When the pandemic subsides, several sectors, including garment manufacturing, telecommunication services, property, and tourism are expected to continue to attract domestic and foreign investment.

Q4. How would the China-US conflict affect Myanmar?

The conflict will affect the global economy and Myanmar is no exception. It boils down to two factors – first, the relocation of labor-intensive sectors to Myanmar due to the low cost of labor and second, the country’s strategic location.

The tariff war and tension between the United States and China while dampening global growth and trade, has also affected Myanmar’s exports as well as investments into the country.

At the same time, this situation is likely to accelerate the reallocation of some industries, especially those in labor-intensive sectors, from China to other Asian countries.
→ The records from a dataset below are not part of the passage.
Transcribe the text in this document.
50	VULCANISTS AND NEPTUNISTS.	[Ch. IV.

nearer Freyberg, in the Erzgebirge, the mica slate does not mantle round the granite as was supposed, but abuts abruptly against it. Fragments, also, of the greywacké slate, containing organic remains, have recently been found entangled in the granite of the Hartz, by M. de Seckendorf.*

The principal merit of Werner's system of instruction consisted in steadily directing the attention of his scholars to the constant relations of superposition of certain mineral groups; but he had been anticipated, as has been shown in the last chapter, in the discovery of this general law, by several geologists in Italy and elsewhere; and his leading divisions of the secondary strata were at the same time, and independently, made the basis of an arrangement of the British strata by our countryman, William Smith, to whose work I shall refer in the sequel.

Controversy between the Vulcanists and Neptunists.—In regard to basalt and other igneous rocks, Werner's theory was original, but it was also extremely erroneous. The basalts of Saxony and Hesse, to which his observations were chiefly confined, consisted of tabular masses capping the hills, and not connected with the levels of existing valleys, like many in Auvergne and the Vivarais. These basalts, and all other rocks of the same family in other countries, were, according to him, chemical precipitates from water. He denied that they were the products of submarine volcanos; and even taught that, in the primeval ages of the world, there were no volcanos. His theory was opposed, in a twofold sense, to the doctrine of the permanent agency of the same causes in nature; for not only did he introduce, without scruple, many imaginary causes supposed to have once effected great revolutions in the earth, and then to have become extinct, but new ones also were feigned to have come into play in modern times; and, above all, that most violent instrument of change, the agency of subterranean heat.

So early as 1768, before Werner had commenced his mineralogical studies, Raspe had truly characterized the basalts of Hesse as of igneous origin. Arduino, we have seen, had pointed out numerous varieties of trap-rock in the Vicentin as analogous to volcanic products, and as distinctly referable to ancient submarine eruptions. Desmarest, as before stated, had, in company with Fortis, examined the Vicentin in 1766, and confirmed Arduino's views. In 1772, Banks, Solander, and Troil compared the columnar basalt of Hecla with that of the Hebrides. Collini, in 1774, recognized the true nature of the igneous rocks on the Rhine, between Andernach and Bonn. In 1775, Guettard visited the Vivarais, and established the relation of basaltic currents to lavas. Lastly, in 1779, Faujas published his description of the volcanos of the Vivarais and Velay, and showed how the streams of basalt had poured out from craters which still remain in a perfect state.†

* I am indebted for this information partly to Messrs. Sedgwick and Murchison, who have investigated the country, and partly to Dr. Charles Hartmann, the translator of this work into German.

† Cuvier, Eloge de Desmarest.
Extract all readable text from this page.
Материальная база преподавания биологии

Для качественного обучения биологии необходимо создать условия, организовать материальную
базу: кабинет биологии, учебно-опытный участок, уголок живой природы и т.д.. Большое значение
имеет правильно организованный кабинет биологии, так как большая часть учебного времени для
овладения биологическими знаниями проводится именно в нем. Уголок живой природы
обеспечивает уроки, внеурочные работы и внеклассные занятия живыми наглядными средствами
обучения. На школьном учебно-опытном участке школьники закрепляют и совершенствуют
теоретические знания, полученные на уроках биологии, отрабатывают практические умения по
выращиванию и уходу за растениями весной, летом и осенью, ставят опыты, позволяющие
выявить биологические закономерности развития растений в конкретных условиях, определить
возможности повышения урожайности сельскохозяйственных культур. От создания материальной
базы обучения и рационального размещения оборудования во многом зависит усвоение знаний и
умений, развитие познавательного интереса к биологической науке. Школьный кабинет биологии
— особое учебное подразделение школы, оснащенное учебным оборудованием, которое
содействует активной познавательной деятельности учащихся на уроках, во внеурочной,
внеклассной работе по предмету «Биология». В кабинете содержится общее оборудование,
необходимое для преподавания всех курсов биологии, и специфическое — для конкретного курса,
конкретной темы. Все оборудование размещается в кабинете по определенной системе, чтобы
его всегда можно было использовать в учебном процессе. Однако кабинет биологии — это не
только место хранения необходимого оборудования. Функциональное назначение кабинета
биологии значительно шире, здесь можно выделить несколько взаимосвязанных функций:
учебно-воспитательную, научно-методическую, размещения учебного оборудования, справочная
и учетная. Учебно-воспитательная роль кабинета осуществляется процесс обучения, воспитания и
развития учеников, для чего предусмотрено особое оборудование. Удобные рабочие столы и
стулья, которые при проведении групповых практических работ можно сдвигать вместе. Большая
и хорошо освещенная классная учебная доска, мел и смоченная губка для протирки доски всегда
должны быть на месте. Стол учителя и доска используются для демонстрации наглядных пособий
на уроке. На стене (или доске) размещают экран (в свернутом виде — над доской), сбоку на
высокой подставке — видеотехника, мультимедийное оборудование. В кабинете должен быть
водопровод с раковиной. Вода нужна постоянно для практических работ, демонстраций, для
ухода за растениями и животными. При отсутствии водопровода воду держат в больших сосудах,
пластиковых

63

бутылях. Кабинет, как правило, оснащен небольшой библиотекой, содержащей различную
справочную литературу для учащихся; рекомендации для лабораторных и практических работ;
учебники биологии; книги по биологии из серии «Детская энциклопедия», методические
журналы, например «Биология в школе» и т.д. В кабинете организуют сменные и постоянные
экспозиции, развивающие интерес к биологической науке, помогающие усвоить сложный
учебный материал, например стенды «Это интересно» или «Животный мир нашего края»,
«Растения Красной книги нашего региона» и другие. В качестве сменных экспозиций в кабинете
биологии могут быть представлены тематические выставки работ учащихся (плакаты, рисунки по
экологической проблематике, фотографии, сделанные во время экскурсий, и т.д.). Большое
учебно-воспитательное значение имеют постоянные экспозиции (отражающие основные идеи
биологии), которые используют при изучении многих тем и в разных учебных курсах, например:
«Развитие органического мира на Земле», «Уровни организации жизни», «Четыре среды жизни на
Thanks to its young population as well as low labor cost, Myanmar is well-placed to benefit from this shift.

In addition, China has brought more investments to the country, helping to develop Myanmar’s infrastructure under its Belt and Road Initiative. Given the current circumstances, China might speed up this process.

In other words, it depends on how the Myanmar government can tap on these opportunities through relevant policies and reform.